I went to my first ever dog expo at the weekend and it reminded me an awful lot of London Fashion Week. In my previous life, as a fashion editor, I went to catwalk shows. Hundreds of them. Although the hottest designers could lure press and punters to various remote, edgy locations for their runway shows (if you managed to tempt Anna Wintour to your presentation in a disused car park in London’s East End it was considered a badge of honour) the main events revolved around a trade show-type affair held in one central location.
Okay, the amenities at Earl’s Court Exhibition Centre where the Kennel Club’s Discover Dogs event was held this weekend, were rather less glam than the Fashion Week set-up (think more champagne, less – much less – fast food) but there was a similar sense of expectant excitement in the air. And that is not where the comparison ends.
People came to Earls Court to see over 200 breeds of dog, enthuse over their favourites, perhaps pick-up a treat for their current companion or dream about which breed they’d dearly like to take home. At London Fashion Week there are over 80 different designers on show, people pay homage to their favourites, pick-up some style pointers for the coming season and imagine which catwalk creations they’d dearly like to see hanging in their wardrobe.
The fashion world and the dog world: there are some fairly direct parallels. At Discover Dogs I heard breeders discuss the finer aspects of grooming, carding and hand-stripping with a keen eye to proportion and style. At London Fashion Week it is par for the course to hear hem-lengths discussed ad infinitum by those who care about balancing a silhouette and the overall image.
And then there’s the lingo: with a common interest comes a distinct language. At a fashion show you hear talk of ‘bias cuts’, ‘a trouser’ (it’s always singular if you are in the know) and ‘getting your eye in’. The vernacular of the dog world is similarly obscure to those on the outside – I heard talk of ‘soft mouths’, ‘furnishings’ (known in my family as ‘Teddy’s fluffy bits’) and the elusive ‘art of recall’ this weekend.
Alongside the eye candy at both dog and fashion shows – those fine specimens of both canine and human variety – practical offerings are interspersed. Urine Off (clearly does what it says one the tin): a good candidate in the need-it, not want-it dog category. While at Fashion Week the equivalent would be something like a new high-tech fabric with innovative properties: no pizzazz on the stand, but essential to the trade.

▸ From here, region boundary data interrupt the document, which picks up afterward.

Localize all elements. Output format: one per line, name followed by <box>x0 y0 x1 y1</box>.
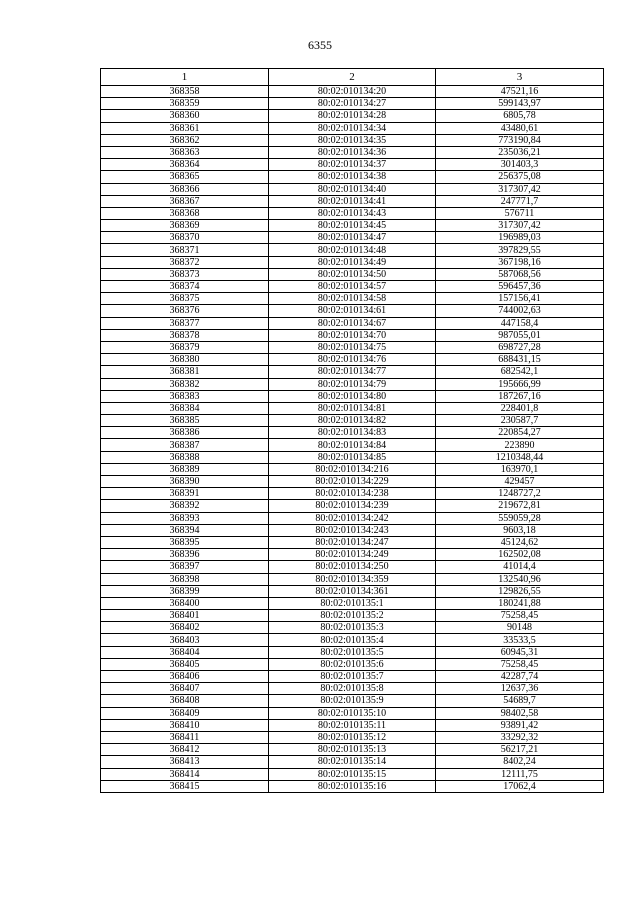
cadastral-number-cell: 80:02:010134:67 <box>269 317 436 329</box>
row-number-cell: 368411 <box>101 731 269 743</box>
value-cell: 163970,1 <box>436 463 604 475</box>
value-cell: 744002,63 <box>436 305 604 317</box>
cadastral-number-cell: 80:02:010134:229 <box>269 476 436 488</box>
cadastral-number-cell: 80:02:010134:249 <box>269 549 436 561</box>
cadastral-number-cell: 80:02:010134:38 <box>269 171 436 183</box>
value-cell: 599143,97 <box>436 98 604 110</box>
table-row <box>101 378 604 390</box>
cadastral-number-cell: 80:02:010134:45 <box>269 220 436 232</box>
row-number-cell: 368378 <box>101 329 269 341</box>
cadastral-number-cell: 80:02:010134:79 <box>269 378 436 390</box>
cadastral-number-cell: 80:02:010135:15 <box>269 768 436 780</box>
row-number-cell: 368408 <box>101 695 269 707</box>
row-number-cell: 368394 <box>101 524 269 536</box>
row-number-cell: 368377 <box>101 317 269 329</box>
cadastral-number-cell: 80:02:010134:61 <box>269 305 436 317</box>
table-row <box>101 549 604 561</box>
row-number-cell: 368396 <box>101 549 269 561</box>
cadastral-number-cell: 80:02:010134:216 <box>269 463 436 475</box>
cadastral-number-cell: 80:02:010134:70 <box>269 329 436 341</box>
table-row <box>101 98 604 110</box>
value-cell: 93891,42 <box>436 719 604 731</box>
cadastral-number-cell: 80:02:010134:83 <box>269 427 436 439</box>
table-row <box>101 476 604 488</box>
cadastral-number-cell: 80:02:010134:50 <box>269 268 436 280</box>
row-number-cell: 368403 <box>101 634 269 646</box>
cadastral-number-cell: 80:02:010134:76 <box>269 354 436 366</box>
table-row <box>101 658 604 670</box>
cadastral-number-cell: 80:02:010135:6 <box>269 658 436 670</box>
table-row <box>101 439 604 451</box>
row-number-cell: 368386 <box>101 427 269 439</box>
cadastral-number-cell: 80:02:010135:10 <box>269 707 436 719</box>
table-row <box>101 524 604 536</box>
row-number-cell: 368413 <box>101 756 269 768</box>
value-cell: 256375,08 <box>436 171 604 183</box>
cadastral-number-cell: 80:02:010134:20 <box>269 86 436 98</box>
table-row <box>101 756 604 768</box>
value-cell: 43480,61 <box>436 122 604 134</box>
value-cell: 773190,84 <box>436 134 604 146</box>
table-row <box>101 610 604 622</box>
cadastral-number-cell: 80:02:010134:28 <box>269 110 436 122</box>
table-row <box>101 780 604 792</box>
value-cell: 1248727,2 <box>436 488 604 500</box>
row-number-cell: 368371 <box>101 244 269 256</box>
table-row <box>101 500 604 512</box>
value-cell: 60945,31 <box>436 646 604 658</box>
value-cell: 8402,24 <box>436 756 604 768</box>
table-row <box>101 512 604 524</box>
value-cell: 75258,45 <box>436 610 604 622</box>
cadastral-number-cell: 80:02:010135:2 <box>269 610 436 622</box>
row-number-cell: 368374 <box>101 281 269 293</box>
value-cell: 45124,62 <box>436 536 604 548</box>
table-body <box>101 86 604 793</box>
table-row <box>101 268 604 280</box>
cadastral-number-cell: 80:02:010134:85 <box>269 451 436 463</box>
value-cell: 187267,16 <box>436 390 604 402</box>
row-number-cell: 368361 <box>101 122 269 134</box>
cadastral-number-cell: 80:02:010134:27 <box>269 98 436 110</box>
row-number-cell: 368382 <box>101 378 269 390</box>
table-row <box>101 317 604 329</box>
table-row <box>101 390 604 402</box>
value-cell: 162502,08 <box>436 549 604 561</box>
row-number-cell: 368380 <box>101 354 269 366</box>
table-row <box>101 683 604 695</box>
table-row <box>101 744 604 756</box>
row-number-cell: 368379 <box>101 341 269 353</box>
row-number-cell: 368407 <box>101 683 269 695</box>
row-number-cell: 368392 <box>101 500 269 512</box>
table-row <box>101 536 604 548</box>
row-number-cell: 368410 <box>101 719 269 731</box>
table-row <box>101 427 604 439</box>
row-number-cell: 368385 <box>101 415 269 427</box>
cadastral-number-cell: 80:02:010134:35 <box>269 134 436 146</box>
row-number-cell: 368405 <box>101 658 269 670</box>
table-row <box>101 329 604 341</box>
value-cell: 12637,36 <box>436 683 604 695</box>
table-row <box>101 86 604 98</box>
cadastral-number-cell: 80:02:010134:37 <box>269 159 436 171</box>
row-number-cell: 368397 <box>101 561 269 573</box>
table-row <box>101 451 604 463</box>
cadastral-number-cell: 80:02:010135:7 <box>269 671 436 683</box>
value-cell: 688431,15 <box>436 354 604 366</box>
row-number-cell: 368388 <box>101 451 269 463</box>
row-number-cell: 368372 <box>101 256 269 268</box>
cadastral-number-cell: 80:02:010135:4 <box>269 634 436 646</box>
table-row <box>101 159 604 171</box>
value-cell: 223890 <box>436 439 604 451</box>
cadastral-number-cell: 80:02:010135:3 <box>269 622 436 634</box>
cadastral-number-cell: 80:02:010134:40 <box>269 183 436 195</box>
row-number-cell: 368362 <box>101 134 269 146</box>
value-cell: 196989,03 <box>436 232 604 244</box>
value-cell: 367198,16 <box>436 256 604 268</box>
row-number-cell: 368368 <box>101 207 269 219</box>
cadastral-number-cell: 80:02:010135:13 <box>269 744 436 756</box>
table-row <box>101 220 604 232</box>
column-header-2: 2 <box>269 69 436 86</box>
cadastral-number-cell: 80:02:010134:36 <box>269 146 436 158</box>
value-cell: 157156,41 <box>436 293 604 305</box>
table-row <box>101 597 604 609</box>
row-number-cell: 368375 <box>101 293 269 305</box>
value-cell: 56217,21 <box>436 744 604 756</box>
value-cell: 682542,1 <box>436 366 604 378</box>
cadastral-number-cell: 80:02:010134:48 <box>269 244 436 256</box>
value-cell: 17062,4 <box>436 780 604 792</box>
value-cell: 447158,4 <box>436 317 604 329</box>
value-cell: 301403,3 <box>436 159 604 171</box>
table-row <box>101 463 604 475</box>
value-cell: 42287,74 <box>436 671 604 683</box>
row-number-cell: 368390 <box>101 476 269 488</box>
cadastral-number-cell: 80:02:010134:239 <box>269 500 436 512</box>
table-row <box>101 622 604 634</box>
cadastral-number-cell: 80:02:010134:84 <box>269 439 436 451</box>
row-number-cell: 368359 <box>101 98 269 110</box>
value-cell: 132540,96 <box>436 573 604 585</box>
cadastral-number-cell: 80:02:010134:58 <box>269 293 436 305</box>
value-cell: 90148 <box>436 622 604 634</box>
value-cell: 1210348,44 <box>436 451 604 463</box>
row-number-cell: 368367 <box>101 195 269 207</box>
cadastral-number-cell: 80:02:010135:14 <box>269 756 436 768</box>
cadastral-number-cell: 80:02:010134:77 <box>269 366 436 378</box>
row-number-cell: 368395 <box>101 536 269 548</box>
table-row <box>101 244 604 256</box>
value-cell: 220854,27 <box>436 427 604 439</box>
row-number-cell: 368401 <box>101 610 269 622</box>
row-number-cell: 368393 <box>101 512 269 524</box>
cadastral-number-cell: 80:02:010135:8 <box>269 683 436 695</box>
row-number-cell: 368364 <box>101 159 269 171</box>
cadastral-number-cell: 80:02:010134:57 <box>269 281 436 293</box>
value-cell: 247771,7 <box>436 195 604 207</box>
table-row <box>101 488 604 500</box>
row-number-cell: 368415 <box>101 780 269 792</box>
table-row <box>101 573 604 585</box>
cadastral-number-cell: 80:02:010134:34 <box>269 122 436 134</box>
value-cell: 397829,55 <box>436 244 604 256</box>
header-row <box>101 69 604 86</box>
row-number-cell: 368365 <box>101 171 269 183</box>
table-row <box>101 634 604 646</box>
table-row <box>101 366 604 378</box>
row-number-cell: 368404 <box>101 646 269 658</box>
table-row <box>101 695 604 707</box>
value-cell: 596457,36 <box>436 281 604 293</box>
cadastral-number-cell: 80:02:010135:12 <box>269 731 436 743</box>
row-number-cell: 368412 <box>101 744 269 756</box>
row-number-cell: 368398 <box>101 573 269 585</box>
value-cell: 47521,16 <box>436 86 604 98</box>
cadastral-number-cell: 80:02:010134:75 <box>269 341 436 353</box>
value-cell: 230587,7 <box>436 415 604 427</box>
row-number-cell: 368383 <box>101 390 269 402</box>
cadastral-number-cell: 80:02:010134:238 <box>269 488 436 500</box>
table-header <box>101 69 604 86</box>
row-number-cell: 368406 <box>101 671 269 683</box>
table-row <box>101 183 604 195</box>
table-row <box>101 402 604 414</box>
cadastral-number-cell: 80:02:010134:247 <box>269 536 436 548</box>
row-number-cell: 368370 <box>101 232 269 244</box>
table-row <box>101 561 604 573</box>
row-number-cell: 368414 <box>101 768 269 780</box>
value-cell: 33292,32 <box>436 731 604 743</box>
value-cell: 6805,78 <box>436 110 604 122</box>
row-number-cell: 368381 <box>101 366 269 378</box>
table-row <box>101 195 604 207</box>
row-number-cell: 368402 <box>101 622 269 634</box>
table-row <box>101 207 604 219</box>
row-number-cell: 368399 <box>101 585 269 597</box>
cadastral-number-cell: 80:02:010134:82 <box>269 415 436 427</box>
cadastral-number-cell: 80:02:010135:5 <box>269 646 436 658</box>
table-row <box>101 415 604 427</box>
table-row <box>101 293 604 305</box>
column-header-1: 1 <box>101 69 269 86</box>
value-cell: 987055,01 <box>436 329 604 341</box>
value-cell: 129826,55 <box>436 585 604 597</box>
value-cell: 576711 <box>436 207 604 219</box>
cadastral-number-cell: 80:02:010134:49 <box>269 256 436 268</box>
row-number-cell: 368366 <box>101 183 269 195</box>
table-row <box>101 707 604 719</box>
table-row <box>101 232 604 244</box>
row-number-cell: 368387 <box>101 439 269 451</box>
row-number-cell: 368360 <box>101 110 269 122</box>
value-cell: 54689,7 <box>436 695 604 707</box>
table-row <box>101 585 604 597</box>
cadastral-number-cell: 80:02:010134:43 <box>269 207 436 219</box>
table-row <box>101 146 604 158</box>
row-number-cell: 368363 <box>101 146 269 158</box>
cadastral-number-cell: 80:02:010134:80 <box>269 390 436 402</box>
row-number-cell: 368369 <box>101 220 269 232</box>
table-row <box>101 256 604 268</box>
row-number-cell: 368409 <box>101 707 269 719</box>
table-row <box>101 122 604 134</box>
value-cell: 587068,56 <box>436 268 604 280</box>
cadastral-number-cell: 80:02:010134:361 <box>269 585 436 597</box>
table-row <box>101 305 604 317</box>
cadastral-number-cell: 80:02:010135:9 <box>269 695 436 707</box>
value-cell: 235036,21 <box>436 146 604 158</box>
cadastral-number-cell: 80:02:010134:250 <box>269 561 436 573</box>
value-cell: 12111,75 <box>436 768 604 780</box>
table-row <box>101 354 604 366</box>
row-number-cell: 368376 <box>101 305 269 317</box>
table-row <box>101 768 604 780</box>
value-cell: 698727,28 <box>436 341 604 353</box>
cadastral-number-cell: 80:02:010135:11 <box>269 719 436 731</box>
value-cell: 317307,42 <box>436 183 604 195</box>
cadastral-number-cell: 80:02:010134:81 <box>269 402 436 414</box>
table-row <box>101 731 604 743</box>
value-cell: 180241,88 <box>436 597 604 609</box>
cadastral-number-cell: 80:02:010134:243 <box>269 524 436 536</box>
data-table <box>100 68 604 793</box>
value-cell: 75258,45 <box>436 658 604 670</box>
value-cell: 429457 <box>436 476 604 488</box>
value-cell: 41014,4 <box>436 561 604 573</box>
row-number-cell: 368373 <box>101 268 269 280</box>
table-row <box>101 719 604 731</box>
table-row <box>101 281 604 293</box>
table-row <box>101 171 604 183</box>
cadastral-number-cell: 80:02:010134:47 <box>269 232 436 244</box>
value-cell: 219672,81 <box>436 500 604 512</box>
row-number-cell: 368358 <box>101 86 269 98</box>
table-row <box>101 110 604 122</box>
cadastral-number-cell: 80:02:010134:41 <box>269 195 436 207</box>
value-cell: 317307,42 <box>436 220 604 232</box>
table-row <box>101 671 604 683</box>
cadastral-number-cell: 80:02:010134:359 <box>269 573 436 585</box>
row-number-cell: 368400 <box>101 597 269 609</box>
table-row <box>101 341 604 353</box>
value-cell: 98402,58 <box>436 707 604 719</box>
value-cell: 9603,18 <box>436 524 604 536</box>
cadastral-number-cell: 80:02:010134:242 <box>269 512 436 524</box>
table-row <box>101 134 604 146</box>
row-number-cell: 368384 <box>101 402 269 414</box>
cadastral-number-cell: 80:02:010135:16 <box>269 780 436 792</box>
column-header-3: 3 <box>436 69 604 86</box>
table-row <box>101 646 604 658</box>
value-cell: 228401,8 <box>436 402 604 414</box>
value-cell: 195666,99 <box>436 378 604 390</box>
value-cell: 33533,5 <box>436 634 604 646</box>
row-number-cell: 368391 <box>101 488 269 500</box>
page-number: 6355 <box>308 38 332 52</box>
value-cell: 559059,28 <box>436 512 604 524</box>
row-number-cell: 368389 <box>101 463 269 475</box>
cadastral-number-cell: 80:02:010135:1 <box>269 597 436 609</box>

For colour, look no further than the passion that both sets exude. Fashion has its so-called victims – those prescriptive types that live, eat and breathe catwalk and, going the whole hog, wear one purist, head-to-toe designer look. Probably not terribly dissimilar to the breed enthusiasts, who prefer one type of dog above all others (here I should admit to beetling towards the Mini Schnauzer section as soon as I got into the dog show), can’t resist the lure of their chosen breed and whose houses are often meccas to their pedigree chum.

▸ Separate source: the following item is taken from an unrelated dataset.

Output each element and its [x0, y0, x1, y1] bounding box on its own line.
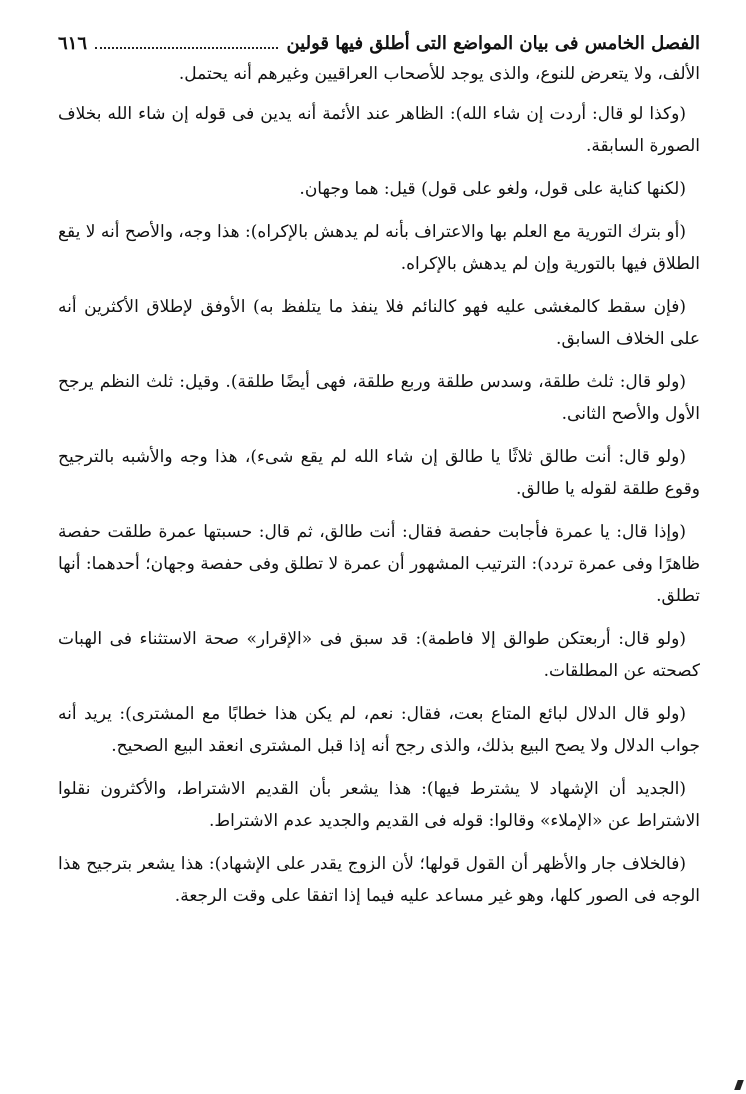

At gatherings of both dog and fashion kind, enthusiasm bubbles under. While in the fashion world it may be the clever blend of references or sheer beauty wrought by a designer that sets imaginations soaring and bonds the crowd, at a dog show I’ve discovered, it’s more likely to be the stand of Rupert Fawcett; the cartoonist who ‘gets’ dogs and their relationships with their owners. At Earls Court his stand was heaving with fans of every description, young and old, all smiling, all pleased as punch to be there, bound by their love of all things canine. Look what I came home with: clearly I’ve joined their ranks.